Part 9

15.5K 646 14
                                    

Seharian ini aku merenung didalan kamar. Nafsu makanku menjadi turun drastis, aku mengingat semua kejadian yang aku alami beberapa hari belakangan ini. Ku tunggu ka Ilham pulang. Berkali-kali ku mengirim pesan untuknya. Aku ingin sekali berbicara dengannya. Tak kuat hati ini terus-terusan menghadapi semuanya.

Ya sudah hampir sebulan kami tinggal bersama. Telingaku sudah penuh dengan cacian dan hinaan dari tetangga. Hatiku juga sudah teramat tersiksa ketika melihat kedekatan ka Annisa dengan ka Ilham. Aku cemburu, hatiku hancur. Sebisa mungkin aku menyembunyikan rasa itu didepan mereka, tapi tetap saja ini menyiksa. Meski aku tau, posisiku disini hanya sebagai seorang istri ke dua, istri yang hanya dilihat suaminya ketika istri pertama sedang tidak dirumah atau sekedar jatah tidur bersama saja.

Ahh..
Ini semua membuatku jenuh, aku tak bisa berbuat banyak jika harus tetap berada disini. Aku ingin punya istana ku sendiri, yang ku bangun dengan puing-puing cintaku dengan ka Ilham. Bukan aku tak betah berada disini, bukan pula sikap ka Annisa tidak baik padaku. Bukan, bukan itu alasannya. Aku hanya ingin hatiku tidak terus terluka melihat mereka bermesraan didepanku. Aku ingin hidupku tenang, tak sering mendengar gunjingan tetangga tentang diriku.

Langit senja mulai terlihat dari dalam kamarku. Ku lihat jam sudah menunjukan pukul 05.00 sore, sebentar lagi ka Ilham pasti datang.

Aku tunggu ia dengan harap-harap cemas. Ku lihat keluar jendela berkali-kali. Menanti kedatangan kekasihku.

Terdengar suara motor yang sudah semakin familiar di telinga, ku lihat dari dalam kamar motor itu menghampiri halaman rumah kami.

"Akhirnya datang juga," kataku sambil berjalan menuju pintu kamar untuk membukakan pintu depan.

Namun segera ku urungkan niat itu setelah aku melihat ka Annisa sudah berada di depan pintu. Aku kembali masuk kedalam kamar.

Ku duduk diatas tempat tidur, berkali-kali ku putar-putarkan cincin yang berada di jari manis.

Ku raih handphone milikku, kemudian menulis pesan untuk suamiku lagi.

~ Mutia ~
Ka, aku menunggu didalam kamar, ada yang ingin aku bicarakan. Bisakah sebentar kakak datang ke kamarku?

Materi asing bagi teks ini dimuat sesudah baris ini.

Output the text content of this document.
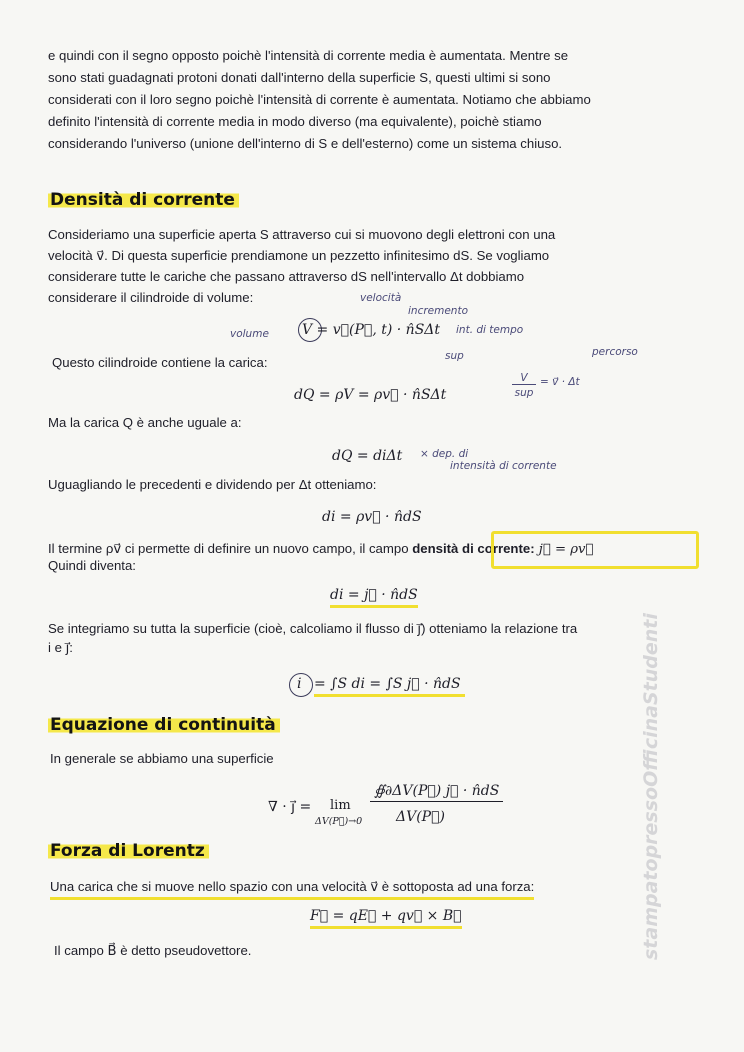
e quindi con il segno opposto poichè l'intensità di corrente media è aumentata. Mentre se

sono stati guadagnati protoni donati dall'interno della superficie S, questi ultimi si sono

considerati con il loro segno poichè l'intensità di corrente è aumentata. Notiamo che abbiamo

definito l'intensità di corrente media in modo diverso (ma equivalente), poichè stiamo

considerando l'universo (unione dell'interno di S e dell'esterno) come un sistema chiuso.

Densità di corrente

Consideriamo una superficie aperta S attraverso cui si muovono degli elettroni con una

velocità v⃗. Di questa superficie prendiamone un pezzetto infinitesimo dS. Se vogliamo

considerare tutte le cariche che passano attraverso dS nell'intervallo Δt dobbiamo

considerare il cilindroide di volume:

volume
velocità
incremento

V = v⃗(P⃗, t) · n̂SΔt int. di tempo
sup

Questo cilindroide contiene la carica:

dQ = ρV = ρv⃗ · n̂SΔt

V
sup
= v⃗ · Δt
percorso

Ma la carica Q è anche uguale a:

dQ = diΔt × dep. di
intensità di corrente

Uguagliando le precedenti e dividendo per Δt otteniamo:

di = ρv⃗ · n̂dS

Il termine ρv⃗ ci permette di definire un nuovo campo, il campo densità di corrente: j⃗ = ρv⃗

Quindi diventa:

di = j⃗ · n̂dS

Se integriamo su tutta la superficie (cioè, calcoliamo il flusso di j⃗) otteniamo la relazione tra

i e j⃗:

i = ∫S di = ∫S j⃗ · n̂dS

Equazione di continuità

In generale se abbiamo una superficie

∇ · j⃗ = lim

ΔV(P⃗)→0

∯∂ΔV(P⃗) j⃗ · n̂dS

ΔV(P⃗)

Forza di Lorentz

Una carica che si muove nello spazio con una velocità v⃗ è sottoposta ad una forza:

F⃗ = qE⃗ + qv⃗ × B⃗

Il campo B⃗ è detto pseudovettore.	stampatopressoOfficinaStudenti
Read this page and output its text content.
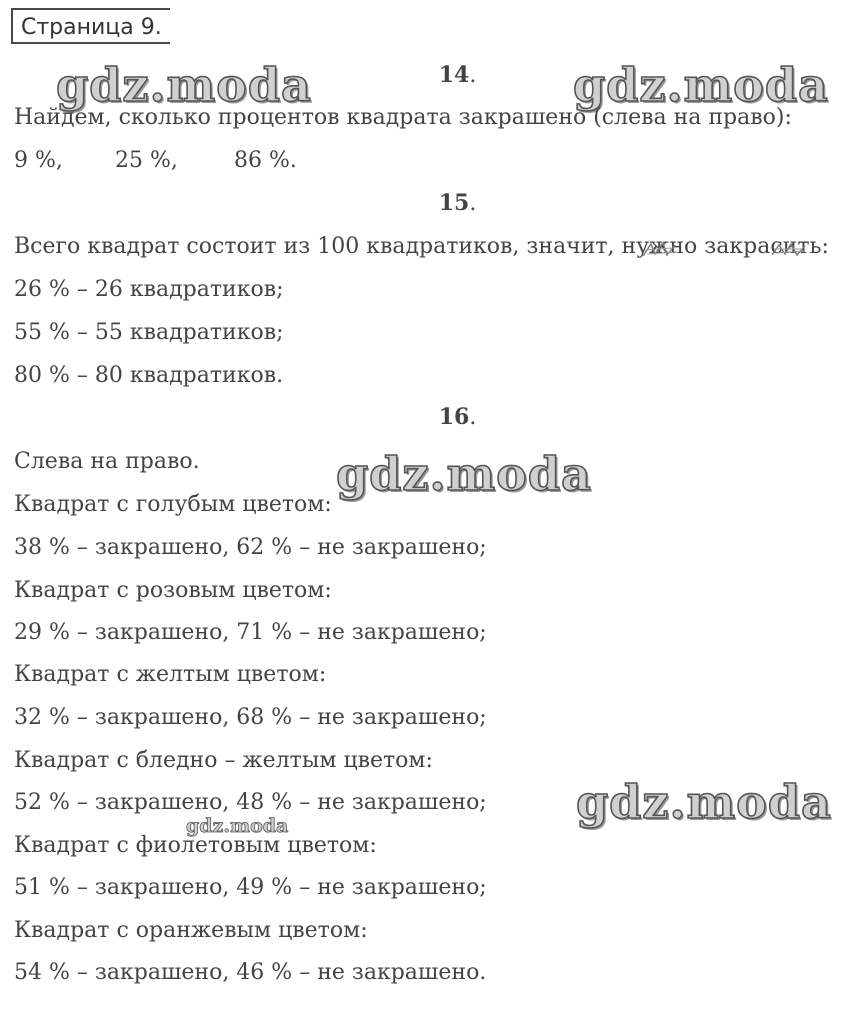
Страница 9.
gdz.moda	gdz.moda
gdz.moda
gdz.moda
gdz.moda
14.
Найдем, сколько процентов квадрата закрашено (слева на право):
9 %, 25 %,	86 %.
15.
Всего квадрат состоит из 100 квадратиков, значит, нужно закрасить:
26 % – 26 квадратиков;
55 % – 55 квадратиков;
80 % – 80 квадратиков.
16.
Слева на право.
Квадрат с голубым цветом:
38 % – закрашено, 62 % – не закрашено;
Квадрат с розовым цветом:
29 % – закрашено, 71 % – не закрашено;
Квадрат с желтым цветом:
32 % – закрашено, 68 % – не закрашено;
Квадрат с бледно – желтым цветом:
52 % – закрашено, 48 % – не закрашено;
Квадрат с фиолетовым цветом:
51 % – закрашено, 49 % – не закрашено;
Квадрат с оранжевым цветом:
54 % – закрашено, 46 % – не закрашено.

Ku kirim pesan itu. Ku tunggu satu menit, dua menit, tiga menit, bahkan sampai setengah jam ia tak kunjung datang. Jangankan datang, sekedar membaca pesanku saja tidak.

Tak terasa adzan magrib berkumandang. Ku langkahkan kaki ini menuju kamar mandi untuk berwudhu.

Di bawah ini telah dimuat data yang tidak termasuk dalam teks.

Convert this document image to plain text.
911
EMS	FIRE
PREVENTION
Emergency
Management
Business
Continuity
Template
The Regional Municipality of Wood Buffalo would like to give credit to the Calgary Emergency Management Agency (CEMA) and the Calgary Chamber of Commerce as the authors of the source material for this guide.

Di dapur ada ka Annisa yang sedang mencuci piring kotor.
Ia menyapaku, "kamu sudah makan de?"

"Sudah ka," jawabku singkat dan tetap tersenyum.
"Aku mau wudhu dulu ya ka," lanjutku.

Sebenernya aku ingin bertanya prihal ka Ilham namun segera ku urungkan, aku tak ingin hatinya terluka lagi.

Cukup aku saja yang sekarang terluka, tak usah lagi ada tangis yang keluar dari matanya. Dia sudah cukup banyak berkorban untukku.

Saat aku sedang sujud dan mencurahkan isi hatiku kepada Allah, pintu kamar diketuk dan dibuka oleh seseorang.

Ku akhiri sholatku dengan salam. "Assalamu'alaikum," tengokku ke kanan
"assalamu'alaikum warrohmatullah," Tengokku ke kiri.

Ku lihat ka Ilham sudah duduk di tepi ranjang. Ia melihatku dengan tatapan penuh arti seperti biasanya.

Segera ku balikkan badan ini menghadapnya, meraih kakinya, dan menangis sejadi-jadinya sambil memeluk kakinya.

Ia menyuruhku bangun dan duduk di sampingnya. Ia memegang tanganku, "Kamu kenapa de? Ada masalah kah? Dengan siapa?"